In a number of applications, due to concerns such as weight and flexibility, shielding materials are used with anisotropic materials. Typically, in the case of some conductive textile materials, conductive yarns are only used in one direction (warp). Other materials will have different conductivity as a function of the direction, such as deployed metal grids. In this paper, measured Shielding Effectiveness SE results obtained by using different measuring setups are compared and discussed.

EMI Risk Management: A necessity for safe and reliable electronic systems!

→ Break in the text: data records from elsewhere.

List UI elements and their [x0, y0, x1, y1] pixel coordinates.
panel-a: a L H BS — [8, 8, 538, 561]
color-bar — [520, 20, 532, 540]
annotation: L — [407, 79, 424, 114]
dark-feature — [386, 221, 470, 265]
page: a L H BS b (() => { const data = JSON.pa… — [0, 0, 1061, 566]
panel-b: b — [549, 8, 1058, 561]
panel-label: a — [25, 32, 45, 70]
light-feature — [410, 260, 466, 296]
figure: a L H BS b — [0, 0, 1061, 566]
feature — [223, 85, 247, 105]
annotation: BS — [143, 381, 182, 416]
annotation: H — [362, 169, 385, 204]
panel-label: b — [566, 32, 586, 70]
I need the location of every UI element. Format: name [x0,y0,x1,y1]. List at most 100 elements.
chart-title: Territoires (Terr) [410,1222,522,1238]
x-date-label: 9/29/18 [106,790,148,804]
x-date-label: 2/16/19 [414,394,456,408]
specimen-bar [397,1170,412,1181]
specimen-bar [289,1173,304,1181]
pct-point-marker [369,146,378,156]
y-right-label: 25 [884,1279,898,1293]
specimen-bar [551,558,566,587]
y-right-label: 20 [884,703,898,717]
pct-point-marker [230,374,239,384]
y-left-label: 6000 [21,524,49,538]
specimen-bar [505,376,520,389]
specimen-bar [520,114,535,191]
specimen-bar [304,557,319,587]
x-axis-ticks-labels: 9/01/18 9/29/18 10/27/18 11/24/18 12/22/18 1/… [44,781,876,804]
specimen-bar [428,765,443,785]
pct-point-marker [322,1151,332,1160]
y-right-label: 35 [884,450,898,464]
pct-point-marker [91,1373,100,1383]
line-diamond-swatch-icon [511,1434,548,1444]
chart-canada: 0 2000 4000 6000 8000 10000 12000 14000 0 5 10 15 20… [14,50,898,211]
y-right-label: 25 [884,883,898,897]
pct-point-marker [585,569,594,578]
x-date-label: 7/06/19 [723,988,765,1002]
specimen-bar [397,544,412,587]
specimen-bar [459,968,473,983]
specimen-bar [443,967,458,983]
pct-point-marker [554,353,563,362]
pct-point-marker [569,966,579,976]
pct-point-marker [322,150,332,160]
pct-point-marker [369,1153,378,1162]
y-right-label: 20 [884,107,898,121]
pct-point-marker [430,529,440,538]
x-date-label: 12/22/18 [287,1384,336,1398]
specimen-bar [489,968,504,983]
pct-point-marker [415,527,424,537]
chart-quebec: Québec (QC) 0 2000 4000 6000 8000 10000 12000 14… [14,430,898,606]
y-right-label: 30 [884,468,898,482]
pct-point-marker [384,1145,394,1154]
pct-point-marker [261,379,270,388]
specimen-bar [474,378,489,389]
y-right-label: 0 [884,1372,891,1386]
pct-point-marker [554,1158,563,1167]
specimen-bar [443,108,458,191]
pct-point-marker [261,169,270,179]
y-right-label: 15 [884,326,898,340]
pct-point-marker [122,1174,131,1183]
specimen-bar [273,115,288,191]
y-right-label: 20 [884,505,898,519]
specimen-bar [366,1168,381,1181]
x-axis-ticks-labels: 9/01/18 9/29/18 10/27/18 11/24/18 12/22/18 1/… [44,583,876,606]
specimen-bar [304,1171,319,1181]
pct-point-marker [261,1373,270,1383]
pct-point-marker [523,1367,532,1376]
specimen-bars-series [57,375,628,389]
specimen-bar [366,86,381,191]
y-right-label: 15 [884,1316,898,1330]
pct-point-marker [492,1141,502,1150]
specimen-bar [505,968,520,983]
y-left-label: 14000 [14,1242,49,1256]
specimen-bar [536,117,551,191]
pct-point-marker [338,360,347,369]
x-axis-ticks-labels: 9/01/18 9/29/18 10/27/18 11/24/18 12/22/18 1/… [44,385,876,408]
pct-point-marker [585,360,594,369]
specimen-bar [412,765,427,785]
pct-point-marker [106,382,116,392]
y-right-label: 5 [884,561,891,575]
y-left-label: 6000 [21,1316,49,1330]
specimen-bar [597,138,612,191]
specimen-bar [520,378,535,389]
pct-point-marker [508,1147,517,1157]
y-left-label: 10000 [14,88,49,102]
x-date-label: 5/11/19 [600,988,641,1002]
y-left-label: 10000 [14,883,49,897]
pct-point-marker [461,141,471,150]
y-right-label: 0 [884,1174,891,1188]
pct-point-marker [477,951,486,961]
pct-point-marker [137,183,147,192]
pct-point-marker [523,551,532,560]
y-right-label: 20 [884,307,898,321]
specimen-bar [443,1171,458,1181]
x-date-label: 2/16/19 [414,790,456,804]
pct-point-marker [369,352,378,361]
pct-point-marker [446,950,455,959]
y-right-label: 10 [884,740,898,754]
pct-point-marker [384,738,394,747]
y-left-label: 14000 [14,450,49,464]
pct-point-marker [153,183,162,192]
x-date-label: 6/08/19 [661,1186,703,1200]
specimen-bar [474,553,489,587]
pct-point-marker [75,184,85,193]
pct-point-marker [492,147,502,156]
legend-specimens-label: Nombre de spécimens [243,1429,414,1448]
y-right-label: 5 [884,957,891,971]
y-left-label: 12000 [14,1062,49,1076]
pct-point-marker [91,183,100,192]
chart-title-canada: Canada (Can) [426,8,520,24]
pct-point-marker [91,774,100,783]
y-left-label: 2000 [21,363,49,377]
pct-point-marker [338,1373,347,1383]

Everyone has already been confronted with Electro-Magnetic Interference (EMI), ranging from an annoying buzz in a stereo when receiving a phone call to a computer crashing during a lightning storm. Frustrating, but not life threatening. However, two trends warrant appropriate concern: (ii) high-tech electronics is being used more and more for safety-related functions, (ii) electronic devices are increasingly vulnerable to EMI because of a lower intrinsic immunity and an increasingly severe electromagnetic environment. Combined expertise in Electro-Magnetic Compatibility (EMC) and Functional Safety (FS) will gain huge importance in many sectors like automotive, robotics medical, railways, avionics,... Unfortunately, EMC and FS have evolved separately and share no concepts nor terminology. EMI Risk Management must go well beyond the current state-of-the-art in classical EMC engineering. This paper describes the latest evolutions in the engineering discipline of EMI Risk Management.